Figure 14: HD ENV trending with Filter 1 

Figure 15: Spectrums, time signals, and circle plots from Filter 1 

One objective of using HD ENV technology to measure machine faults is to save money. The P-F curve for this bearing shows that there was a 20-month pre-warning time before the bearing’s condition began to worsen more dramatically. 

Figure 16: P-F Curve 

When we detected the early anomaly, we knew that the bearing failure was at an early stage, and the bearing would run for a long time with maximum output. The bearing was in no danger of catastrophic failure; therefore, it did not need to be changed. There was still a lot of life in the bearing.  

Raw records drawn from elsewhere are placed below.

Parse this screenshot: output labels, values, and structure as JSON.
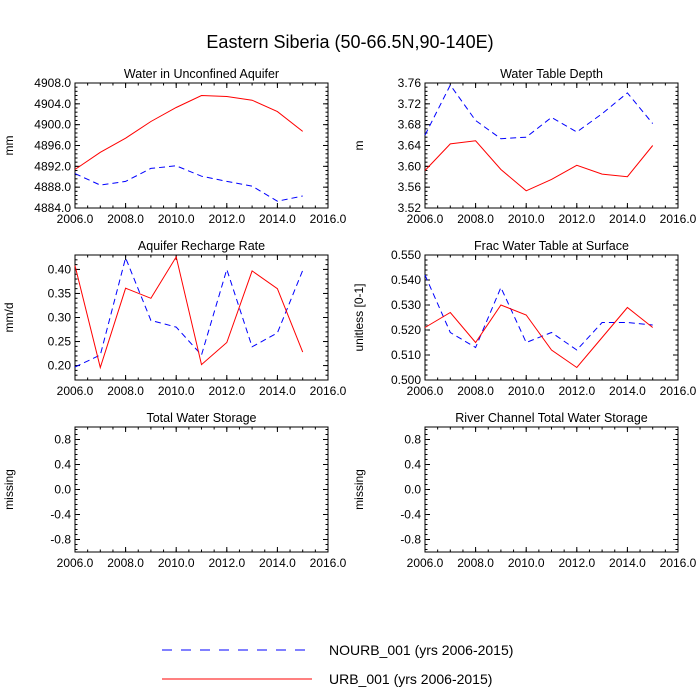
{
  "figure_title": "Eastern Siberia (50-66.5N,90-140E)",
  "legend": [
    {
      "label": "NOURB_001 (yrs 2006-2015)",
      "color": "#0000ff",
      "dash": "dashed"
    },
    {
      "label": "URB_001 (yrs 2006-2015)",
      "color": "#ff0000",
      "dash": "solid"
    }
  ],
  "chart_data": [
    {
      "type": "line",
      "title": "Water in Unconfined Aquifer",
      "ylabel": "mm",
      "xlim": [
        2006,
        2016
      ],
      "ylim": [
        4884,
        4908
      ],
      "xticks": [
        "2006.0",
        "2008.0",
        "2010.0",
        "2012.0",
        "2014.0",
        "2016.0"
      ],
      "yticks": [
        4884,
        4888,
        4892,
        4896,
        4900,
        4904,
        4908
      ],
      "ytick_labels": [
        "4884.0",
        "4888.0",
        "4892.0",
        "4896.0",
        "4900.0",
        "4904.0",
        "4908.0"
      ],
      "x": [
        2006,
        2007,
        2008,
        2009,
        2010,
        2011,
        2012,
        2013,
        2014,
        2015
      ],
      "series": [
        {
          "name": "NOURB_001 (yrs 2006-2015)",
          "values": [
            4890.6,
            4888.4,
            4889.1,
            4891.6,
            4892.1,
            4890.1,
            4889.1,
            4888.2,
            4885.3,
            4886.3
          ]
        },
        {
          "name": "URB_001 (yrs 2006-2015)",
          "values": [
            4891.4,
            4894.7,
            4897.4,
            4900.6,
            4903.3,
            4905.6,
            4905.4,
            4904.7,
            4902.5,
            4898.7
          ]
        }
      ]
    },
    {
      "type": "line",
      "title": "Water Table Depth",
      "ylabel": "m",
      "xlim": [
        2006,
        2016
      ],
      "ylim": [
        3.52,
        3.76
      ],
      "xticks": [
        "2006.0",
        "2008.0",
        "2010.0",
        "2012.0",
        "2014.0",
        "2016.0"
      ],
      "yticks": [
        3.52,
        3.56,
        3.6,
        3.64,
        3.68,
        3.72,
        3.76
      ],
      "ytick_labels": [
        "3.52",
        "3.56",
        "3.60",
        "3.64",
        "3.68",
        "3.72",
        "3.76"
      ],
      "x": [
        2006,
        2007,
        2008,
        2009,
        2010,
        2011,
        2012,
        2013,
        2014,
        2015
      ],
      "series": [
        {
          "name": "NOURB_001 (yrs 2006-2015)",
          "values": [
            3.66,
            3.756,
            3.688,
            3.653,
            3.656,
            3.694,
            3.666,
            3.701,
            3.741,
            3.682
          ]
        },
        {
          "name": "URB_001 (yrs 2006-2015)",
          "values": [
            3.592,
            3.643,
            3.649,
            3.594,
            3.553,
            3.575,
            3.602,
            3.585,
            3.58,
            3.64
          ]
        }
      ]
    },
    {
      "type": "line",
      "title": "Aquifer Recharge Rate",
      "ylabel": "mm/d",
      "xlim": [
        2006,
        2016
      ],
      "ylim": [
        0.17,
        0.43
      ],
      "xticks": [
        "2006.0",
        "2008.0",
        "2010.0",
        "2012.0",
        "2014.0",
        "2016.0"
      ],
      "yticks": [
        0.2,
        0.25,
        0.3,
        0.35,
        0.4
      ],
      "ytick_labels": [
        "0.20",
        "0.25",
        "0.30",
        "0.35",
        "0.40"
      ],
      "x": [
        2006,
        2007,
        2008,
        2009,
        2010,
        2011,
        2012,
        2013,
        2014,
        2015
      ],
      "series": [
        {
          "name": "NOURB_001 (yrs 2006-2015)",
          "values": [
            0.197,
            0.222,
            0.424,
            0.294,
            0.28,
            0.222,
            0.4,
            0.239,
            0.268,
            0.398
          ]
        },
        {
          "name": "URB_001 (yrs 2006-2015)",
          "values": [
            0.408,
            0.196,
            0.361,
            0.34,
            0.426,
            0.202,
            0.248,
            0.397,
            0.36,
            0.228
          ]
        }
      ]
    },
    {
      "type": "line",
      "title": "Frac Water Table at Surface",
      "ylabel": "unitless [0-1]",
      "xlim": [
        2006,
        2016
      ],
      "ylim": [
        0.5,
        0.55
      ],
      "xticks": [
        "2006.0",
        "2008.0",
        "2010.0",
        "2012.0",
        "2014.0",
        "2016.0"
      ],
      "yticks": [
        0.5,
        0.51,
        0.52,
        0.53,
        0.54,
        0.55
      ],
      "ytick_labels": [
        "0.500",
        "0.510",
        "0.520",
        "0.530",
        "0.540",
        "0.550"
      ],
      "x": [
        2006,
        2007,
        2008,
        2009,
        2010,
        2011,
        2012,
        2013,
        2014,
        2015
      ],
      "series": [
        {
          "name": "NOURB_001 (yrs 2006-2015)",
          "values": [
            0.542,
            0.519,
            0.513,
            0.537,
            0.515,
            0.519,
            0.512,
            0.523,
            0.523,
            0.522
          ]
        },
        {
          "name": "URB_001 (yrs 2006-2015)",
          "values": [
            0.521,
            0.527,
            0.515,
            0.53,
            0.526,
            0.512,
            0.505,
            0.517,
            0.529,
            0.521
          ]
        }
      ]
    },
    {
      "type": "line",
      "title": "Total Water Storage",
      "ylabel": "missing",
      "xlim": [
        2006,
        2016
      ],
      "ylim": [
        -1.0,
        1.0
      ],
      "xticks": [
        "2006.0",
        "2008.0",
        "2010.0",
        "2012.0",
        "2014.0",
        "2016.0"
      ],
      "yticks": [
        -0.8,
        -0.4,
        0.0,
        0.4,
        0.8
      ],
      "ytick_labels": [
        "-0.8",
        "-0.4",
        "0.0",
        "0.4",
        "0.8"
      ],
      "x": [],
      "series": []
    },
    {
      "type": "line",
      "title": "River Channel Total Water Storage",
      "ylabel": "missing",
      "xlim": [
        2006,
        2016
      ],
      "ylim": [
        -1.0,
        1.0
      ],
      "xticks": [
        "2006.0",
        "2008.0",
        "2010.0",
        "2012.0",
        "2014.0",
        "2016.0"
      ],
      "yticks": [
        -0.8,
        -0.4,
        0.0,
        0.4,
        0.8
      ],
      "ytick_labels": [
        "-0.8",
        "-0.4",
        "0.0",
        "0.4",
        "0.8"
      ],
      "x": [],
      "series": []
    }
  ]
}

Regular monitoring during that time showed that the bearing’s progress toward failure was extremely slow, and the client could have full confidence that it would continue to perform for the near future.  

This allowed them a long planning time to order the new bearing, which did not need to be installed until regular measurements showed the bearing’s condition was beginning to degrade more quickly. Because of the extended planning time, there was no downtime, which allowed the plant to achieve its goals.